Я посмотрел на него. Соображение меня озарило.
— Ах, — сказал я. — вот это лучше всего!
— Он делает стойку над сборщиком колосьев? — спросил Александр.
— Нет, но он стоит над моей куропаткой, которая жива и находится в кармане у сборщика колосьев.
— Осанна! — воскликнул Александр. — Я провозглашу его достойным розового венка за добродетель.
— Бери десять су, подойди к этому молодому промышленнику, который, кажется, весьма доволен своим положением, и объяснись с ним в следующих выражениях: «Куропатка моего отца и десять су или куропатка моего отца и удар ногой в...»
Сборщик колосьев поднялся и попробовал удрать. Но Причард, увидевший, что дичь убегает на ногах, настойчиво преследовал мальчика, держа нос на высоте его кармана.
— Позовите же вашу собаку, господин охотник, — закричал молодой плут. — Ваша собака меня укусит, — и он бросился бежать.
— Подай, Причард, подай! — закричал я.
Причард сделал скачок и схватил мальчика за карман.
— Там, — сказал я Александру. — Теперь тебе будет легко.
Александр приблизился, погрузил руку в карман мальчика и вытащил оттуда куропатку.
Так как это была единственная вещь, привлекавшая Причарда к этому новому знакомству, и лишь только куропатки не стало в кармане, Причард отпустил куртку.
Бесполезно следовать далее за подвигами Причарда. После дня, в который он предавался самым сумасшедшим и самым неожиданным эксцентричностям, я вернулся на ферму с пятьюдесятью штуками дичи. Альфред с классическим Медором не сделали большего.
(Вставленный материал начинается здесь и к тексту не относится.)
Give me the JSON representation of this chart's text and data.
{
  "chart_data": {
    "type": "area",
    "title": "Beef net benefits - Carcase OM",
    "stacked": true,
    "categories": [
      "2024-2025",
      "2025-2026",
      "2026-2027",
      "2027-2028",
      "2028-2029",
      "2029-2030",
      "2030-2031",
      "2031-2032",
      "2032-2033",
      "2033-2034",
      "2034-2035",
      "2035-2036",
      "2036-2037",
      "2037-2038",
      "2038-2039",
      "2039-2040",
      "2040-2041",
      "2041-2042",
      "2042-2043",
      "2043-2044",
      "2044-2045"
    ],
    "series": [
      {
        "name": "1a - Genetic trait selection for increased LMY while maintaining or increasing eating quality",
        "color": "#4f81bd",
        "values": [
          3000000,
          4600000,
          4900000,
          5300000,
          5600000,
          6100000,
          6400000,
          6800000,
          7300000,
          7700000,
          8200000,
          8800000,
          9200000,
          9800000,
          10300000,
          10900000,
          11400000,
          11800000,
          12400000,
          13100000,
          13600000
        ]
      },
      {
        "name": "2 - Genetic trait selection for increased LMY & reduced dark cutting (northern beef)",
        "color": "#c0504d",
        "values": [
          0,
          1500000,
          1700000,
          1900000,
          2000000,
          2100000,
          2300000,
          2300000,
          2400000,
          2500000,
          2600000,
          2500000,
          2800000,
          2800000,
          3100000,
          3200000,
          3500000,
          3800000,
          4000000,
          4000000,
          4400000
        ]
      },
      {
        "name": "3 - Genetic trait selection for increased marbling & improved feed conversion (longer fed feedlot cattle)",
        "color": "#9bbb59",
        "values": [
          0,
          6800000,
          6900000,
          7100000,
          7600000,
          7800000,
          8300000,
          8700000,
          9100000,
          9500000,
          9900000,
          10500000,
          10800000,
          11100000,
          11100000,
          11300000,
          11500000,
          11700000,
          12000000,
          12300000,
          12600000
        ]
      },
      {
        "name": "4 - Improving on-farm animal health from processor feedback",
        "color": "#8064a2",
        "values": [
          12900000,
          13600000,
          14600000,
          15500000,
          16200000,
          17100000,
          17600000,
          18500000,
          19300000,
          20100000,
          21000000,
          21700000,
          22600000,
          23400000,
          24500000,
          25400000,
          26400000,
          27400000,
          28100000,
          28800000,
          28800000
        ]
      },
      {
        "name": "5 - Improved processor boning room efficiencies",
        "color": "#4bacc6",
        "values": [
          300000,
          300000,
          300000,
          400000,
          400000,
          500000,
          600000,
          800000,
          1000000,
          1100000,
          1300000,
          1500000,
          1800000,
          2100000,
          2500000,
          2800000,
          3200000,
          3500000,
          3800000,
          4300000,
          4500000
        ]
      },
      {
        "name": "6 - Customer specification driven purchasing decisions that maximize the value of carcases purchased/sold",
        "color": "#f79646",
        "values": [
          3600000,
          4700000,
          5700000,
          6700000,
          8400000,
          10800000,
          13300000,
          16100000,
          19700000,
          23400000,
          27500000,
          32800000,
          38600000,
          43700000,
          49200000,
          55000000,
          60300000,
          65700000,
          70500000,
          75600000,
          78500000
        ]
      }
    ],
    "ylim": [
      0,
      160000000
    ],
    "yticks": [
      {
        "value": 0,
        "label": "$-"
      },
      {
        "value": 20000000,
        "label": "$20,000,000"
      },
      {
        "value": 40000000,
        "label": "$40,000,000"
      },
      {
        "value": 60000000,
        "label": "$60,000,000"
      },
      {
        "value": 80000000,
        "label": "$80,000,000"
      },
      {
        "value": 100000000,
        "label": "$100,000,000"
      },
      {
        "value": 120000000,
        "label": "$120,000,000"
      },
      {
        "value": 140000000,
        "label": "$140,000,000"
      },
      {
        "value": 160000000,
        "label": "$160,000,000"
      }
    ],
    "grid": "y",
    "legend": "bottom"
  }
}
Единственно, что было результатом курса обучения Причарда, это то, что охотник, имевший счастье владеть им, должен был охотиться один.
Это была собака трапписта (14).
Примечания
1. Причард — кличка легавой собаки А. Дюма.
2. Синовия — суставная жидкость.
3. Куриации — легендарные братья, древнеримские герои, побежденные в битве тремя братьями-героями Горациями.
4. «О прославленных мужах» (De viris illustribus) — сборник преданий о древнеримских героях.
5. Карманьола — французский революционный танец и песня.
6. Антей — по греческой мифологии сын Посейдона и Геи (богини земли), либийский гигант, черпавший свою силу от соприкосновения с землей, побежденный Геркулесом, который задушил его, держа поднятым над землей.
7. Арналь — знаменитый французский комический актер (1794—1875).
8. «Я возвратился туда...» — подразумевается — в Брассуар.
9. «С моим сыном» — сын А. Дюма, романист и драматург Александр Дюма.
10. «Верблюд мог бы пройти в игольное ушко» — по евангельской притче грешник не может пройти в царство небесное, как верблюд не может пройти в игольное ушко.
11. «Хлестая воздух своим пером» — пером охотники называют хвост длинношерстной легавой собаки сеттера.
12. «Как смерть Малерба» — Малерб (1555—1628) — известный французский поэт-классик.
13. Мориенваль и Пьеррефон — два городка северо-восточной Франции.
14. Траппист — монах ордена траппистов.